When we moved back to Germany from the UK four years ago with two small daughters in tow, I decided that for their sake I had to commit to the culture so that they would fit in and find their place in it. I suspect we are still regarded as those weird foreigners by many, but I like to believe that I have made a staunch effort to assimilate. For example, I always speak German, even to people who detect my accent and immediately start speaking English to me. It becomes somewhat competitive – who’s going to give in first – and l’d like it on the record that I always win, even with people whose English is better than my German. I’m determined that way. And extra points are given if the interlocutor then starts speaking Dialekt. That’s when I know I’m really good – even if I can’t actually understand them.
Other ways that I and my family fit in are:
- I bake cheesecake
- We now call fairy cakes “muffins”
- My children immediately take their shoes off on entering any home
- We eat “hot” at lunchtime
- I shop at cheap no-name brand supermarkets, proudly
- We recycle
- We invite guests for coffee and cake on a Sunday afternoon and then we go for a walk afterwards
- We don’t get hot under the collar if we are ignored by a waitperson in a restaurant, because we know we will finally be served. For this, we feel no guilt in tipping small.
- We respect society’s quiet times. Most of the time.
- I get very shirty if someone queue-jumps. I had an altercation with a teenager who tried to butt in front of me while I was queuing for popcorn with my kids at the movies. I told him he was not a special human being and he needed to get in line like everyone else. Luckily German teenagers still appear to respect their elders.
- Oh, and I reprimand other people’s children. Even if they are taller than me.
- I have become a lot more frank
Here are the many ways in which I still don’t fit in:
- I don’t like lace curtains. Our cleaner, the divine Frau M, was so appalled at our lack that she provided lace curtains and a rail for the kitchen. Having already received very ugly angels, egg-yolk yellow bedlinen, heart-shaped vases, and plastic flowers as gifts from her, I had to draw the line at the lace curtains so I frankly but politely told her, “They are not to my taste”. She was deeply saddened.
- I find public spitting disgusting. This seems to be the preserve of teenagers and a certain kind of man, but nevertheless it happens a lot. When one of my children spat recently as a sign of disapproval for some parental ordinance, she was firmly reprimanded and placed on the Naughty Step – for rather a long time.

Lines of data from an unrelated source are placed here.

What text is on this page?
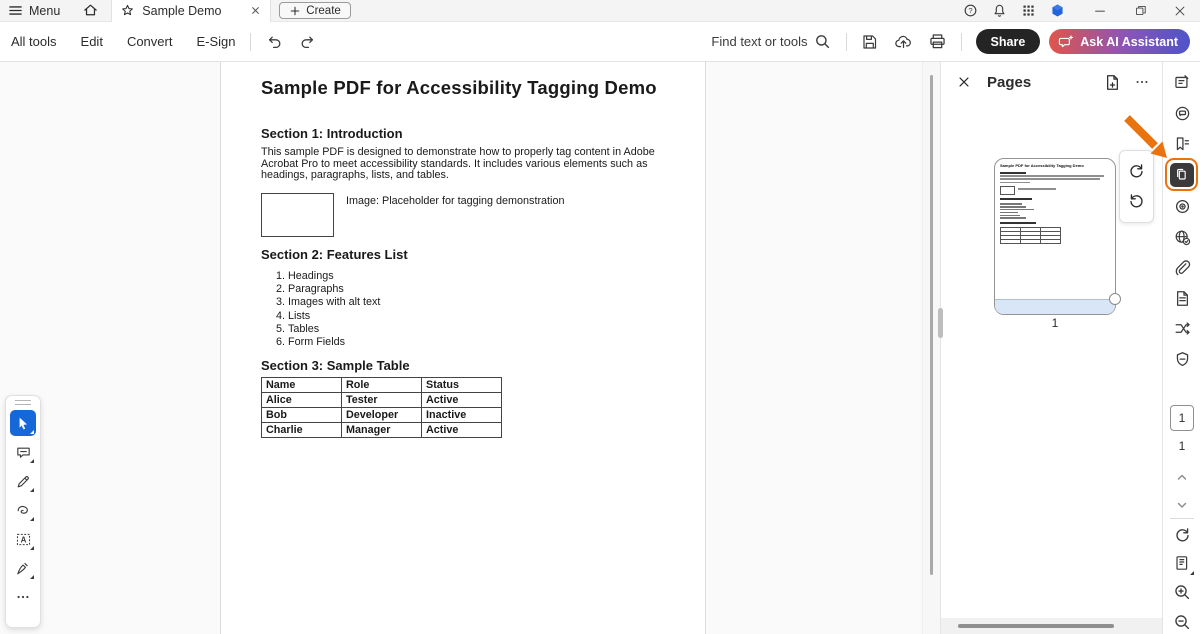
Menu	Sample Demo	Create	?
All tools Edit Convert E-Sign	Find text or tools	Share	Ask AI Assistant
Sample PDF for Accessibility Tagging Demo
Section 1: Introduction
This sample PDF is designed to demonstrate how to properly tag content in Adobe Acrobat Pro to meet accessibility standards. It includes various elements such as headings, paragraphs, lists, and tables.
Image: Placeholder for tagging demonstration
Section 2: Features List
1. Headings
2. Paragraphs
3. Images with alt text
4. Lists
5. Tables
6. Form Fields
Section 3: Sample Table
Name	Role	Status
Alice	Tester	Active
Bob	Developer	Inactive
Charlie	Manager	Active
A
Pages
Sample PDF for Accessibility Tagging Demo

1
1
1
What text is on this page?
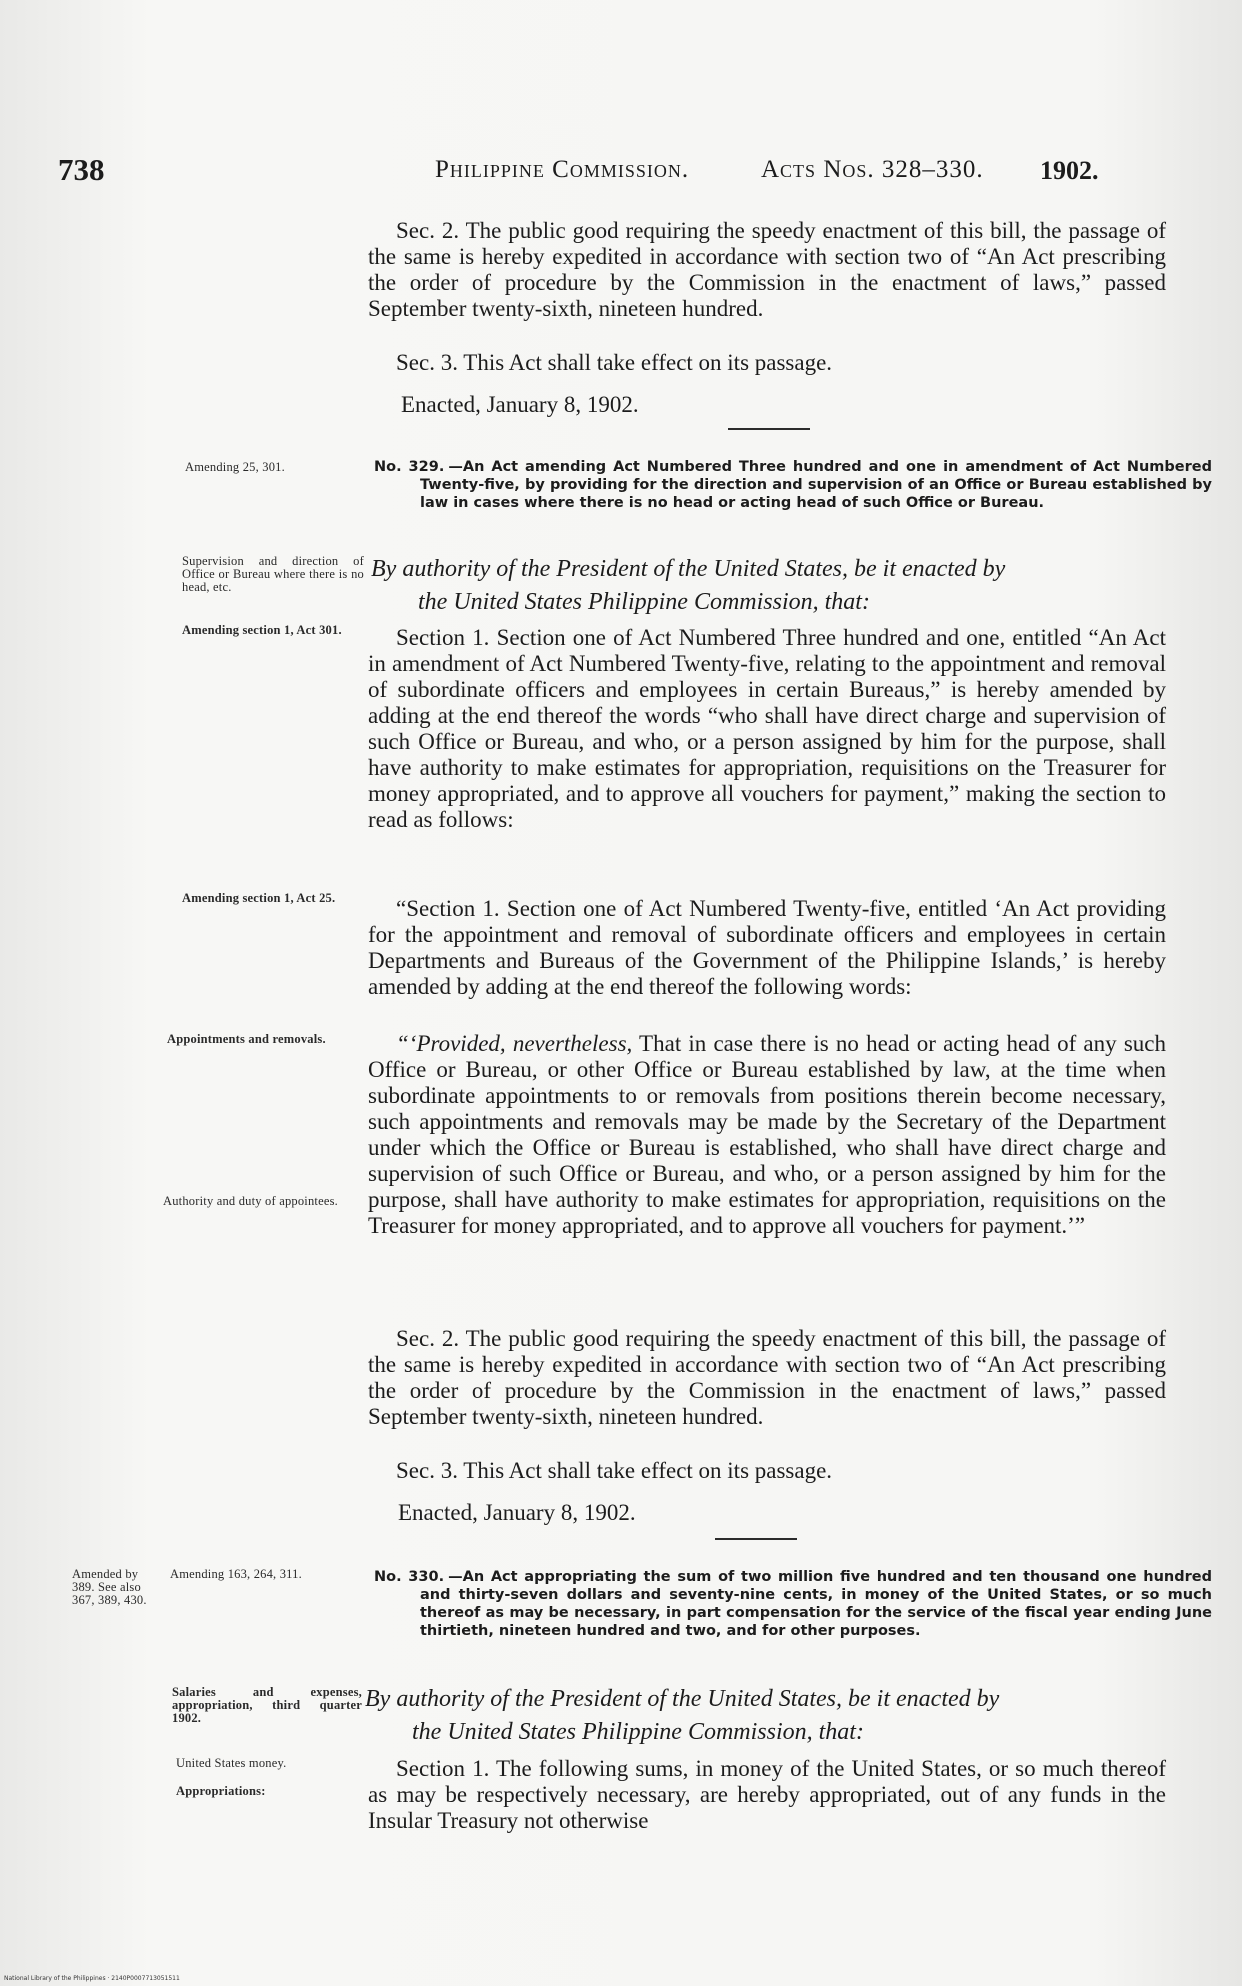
738	Philippine Commission.	Acts Nos. 328–330. 1902.

Sec. 2. The public good requiring the speedy enactment of this bill, the passage of the same is hereby expedited in accordance with section two of “An Act prescribing the order of procedure by the Commission in the enactment of laws,” passed September twenty-sixth, nineteen hundred.

Sec. 3. This Act shall take effect on its passage.

Enacted, January 8, 1902.
Amending 25, 301.	No. 329. —An Act amending Act Numbered Three hundred and one in amendment of Act Numbered Twenty-five, by providing for the direction and supervision of an Office or Bureau established by law in cases where there is no head or acting head of such Office or Bureau.
Supervision and direction of Office or Bureau where there is no head, etc.
By authority of the President of the United States, be it enacted by
the United States Philippine Commission, that:
Amending section 1, Act 301.	Section 1. Section one of Act Numbered Three hundred and one, entitled “An Act in amendment of Act Numbered Twenty-five, relating to the appointment and removal of subordinate officers and employees in certain Bureaus,” is hereby amended by adding at the end thereof the words “who shall have direct charge and supervision of such Office or Bureau, and who, or a person assigned by him for the purpose, shall have authority to make estimates for appropriation, requisitions on the Treasurer for money appropriated, and to approve all vouchers for payment,” making the section to read as follows:

Amending section 1, Act 25.	“Section 1. Section one of Act Numbered Twenty-five, entitled ‘An Act providing for the appointment and removal of subordinate officers and employees in certain Departments and Bureaus of the Government of the Philippine Islands,’ is hereby amended by adding at the end thereof the following words:

Appointments and removals.	“‘Provided, nevertheless, That in case there is no head or acting head of any such Office or Bureau, or other Office or Bureau established by law, at the time when subordinate appointments to or removals from positions therein become necessary, such appointments and removals may be made by the Secretary of the Department under which the Office or Bureau is established, who shall have direct charge and supervision of such Office or Bureau, and who, or a person assigned by him for the purpose, shall have authority to make estimates for appropriation, requisitions on the Treasurer for money appropriated, and to approve all vouchers for payment.’”

Authority and duty of appointees.

Sec. 2. The public good requiring the speedy enactment of this bill, the passage of the same is hereby expedited in accordance with section two of “An Act prescribing the order of procedure by the Commission in the enactment of laws,” passed September twenty-sixth, nineteen hundred.

Sec. 3. This Act shall take effect on its passage.

Enacted, January 8, 1902.
Amended by 389. See also 367, 389, 430.
Amending 163, 264, 311.	No. 330. —An Act appropriating the sum of two million five hundred and ten thousand one hundred and thirty-seven dollars and seventy-nine cents, in money of the United States, or so much thereof as may be necessary, in part compensation for the service of the fiscal year ending June thirtieth, nineteen hundred and two, and for other purposes.
Salaries and expenses, appropriation, third quarter 1902.
By authority of the President of the United States, be it enacted by
the United States Philippine Commission, that:
United States money.
Appropriations:

Section 1. The following sums, in money of the United States, or so much thereof as may be respectively necessary, are hereby appropriated, out of any funds in the Insular Treasury not otherwise

National Library of the Philippines · 2140P0007713051511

- I don’t eat or buy Leberwurst
- However, we do eat Marmite. Lily’s teacher is on a health food drive at the moment, and she questioned the appearance of something dark and chocolate-looking on my girl’s sandwiches. I had to write a note the next day saying, “Marmite is very healthy. It is made of vegetables!”
- I don’t wear slippers or Hausschuhe in my own home, but will offer to remove my outdoor shoes in someone else’s home
- I wear an excessive amount of jewellery (usually three rings, a necklace and earrings – all at the same time!)
- I will never give in to any inclination to get a tattoo, no matter how much Weizenbier I have drunk
- I think pale skin is more attractive than orange skin
- I do not jump queues
- I am not a confident bike-rider and probably will never be. The chances of Ollie being transported in a baby-trailer or bike-seat are very slim. I am well aware that I am depriving my son of a formative German baby bike experience.
- I still find it odd that my neighbours, who are the same age as my parents, call me “Frau Otter”
- I have no fear of my circulation collapsing or of being killed by a draught
Maybe it takes a lifetime to become a real German. Perhaps I never will, or perhaps I won’t stay here long enough to find out.